Número de haitianos que solicitaram refúgio chegou a 14.454.

 Do G1 AC
Levantamento de Solicitações de Refúgio de Haitianos, feito pela Polícia Federal em Epitaciolândia (Foto: Divulgação/Polícia Federal)

Levantamento de Solicitações de Refúgio de Haitianos, feito pela Polícia Federal em Epitaciolândia (Foto: Divulgação/Polícia Federal)

Um levantamento realizado pela Polícia Federal em Epitaciolândia, distante 230 km da capital Rio Branco, mostrou que 14.454 haitianos solicitaram refúgio no Acre, entre janeiro de 2012 e janeiro de 2014, um crescimento de 123,52% nos últimos dois anos. Somente no primeiro mês deste ano, 1.549 imigrantes foram cadastrados, uma média de 50 atendimentos por dia.

Durante o período levantado, os números mostram um aumento nas solicitações no mês de abril 2013, chegando 1.806. “Esse pico de atendimentos foi quando houve uma força-tarefa no ano passado”, explica o delegado Sávio Accioly. Naquele mês, o atendimento foi alto devido à demanda reprimida e os atendimentos chegaram a 200 por dia, acrescenta Accioly.

Da quantidade de atendimentos realizados pela PF nos dois anos que correspondem a pesquisa, 83% é de homens e 17% de mulheres. A maioria (41,83%) corresponde a faixa etária de 31 a 40 anos de idade.

51,35% dos imigrantes possuem somente o primeiro grau incompleto (Foto: Divulgação/Polícia Federal)

51,35% dos imigrantes possuem somente o primeiro grau incompleto (Foto: Divulgação/Polícia Federal)

Escolaridade
Um dos pontos que chamam a atenção é que, em relação ao grau de instrução daqueles que foram cadastrados, até o final de 2013, somente 18%  possuía segundo grau completo. Já em relação à janeiro de 2014, esse quantitativo subiu para 26,31%.

Haitianos exibem documentos emitidos em cidade do Acre (Foto: Luciano Pontes/Agência de Notícias do Acre)
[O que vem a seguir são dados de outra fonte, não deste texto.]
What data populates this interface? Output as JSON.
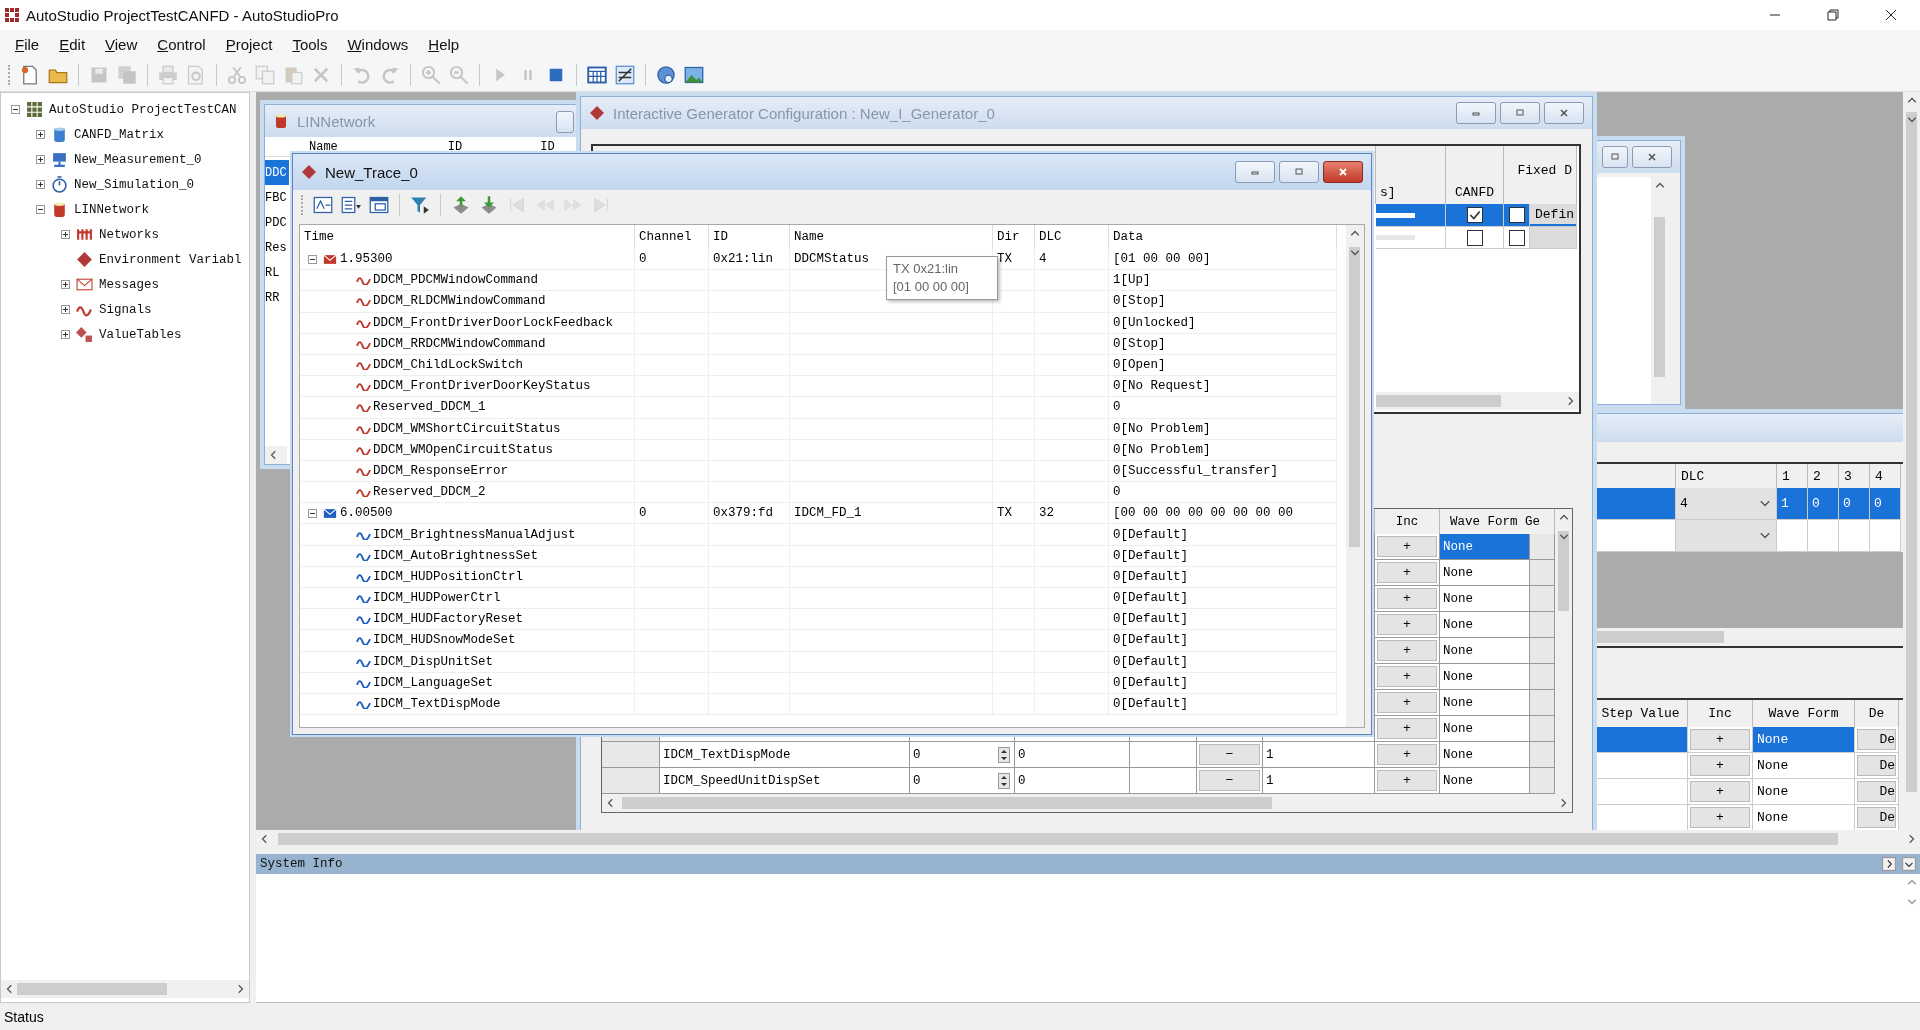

Haitianos exibem documentos emitidos em cidade do Acre (Foto: Luciano Pontes/Agência de Notícias do Acre)

Dos mais de 14 mil haitianos que solicitaram refúgio no país, mais da metade possui somente o primeiro grau incompleto (51,35%). O delegado da PF explica que o levantamento é feito com base no que os imigrantes declaram. “É o que eles declaram. Normalmente eles vêm sem documentação, o único documento que trazem é o passaporte”, diz.

Em relação às profissões declaradas, 54,87% dos homens trabalham como pedreiros. Das mulheres, 54,65% se declararam como comerciantes.

Situação atual
Segundo o secretário de Justiça e Direitos Humanos do Acre, Nilson Mourão, o abrigo localizado em Brasiléia, município que faz fronteira com Epitaciolândia, aloja em torno de 850 imigrantes, uma vez que a quantidade dos que chegam está reduzindo.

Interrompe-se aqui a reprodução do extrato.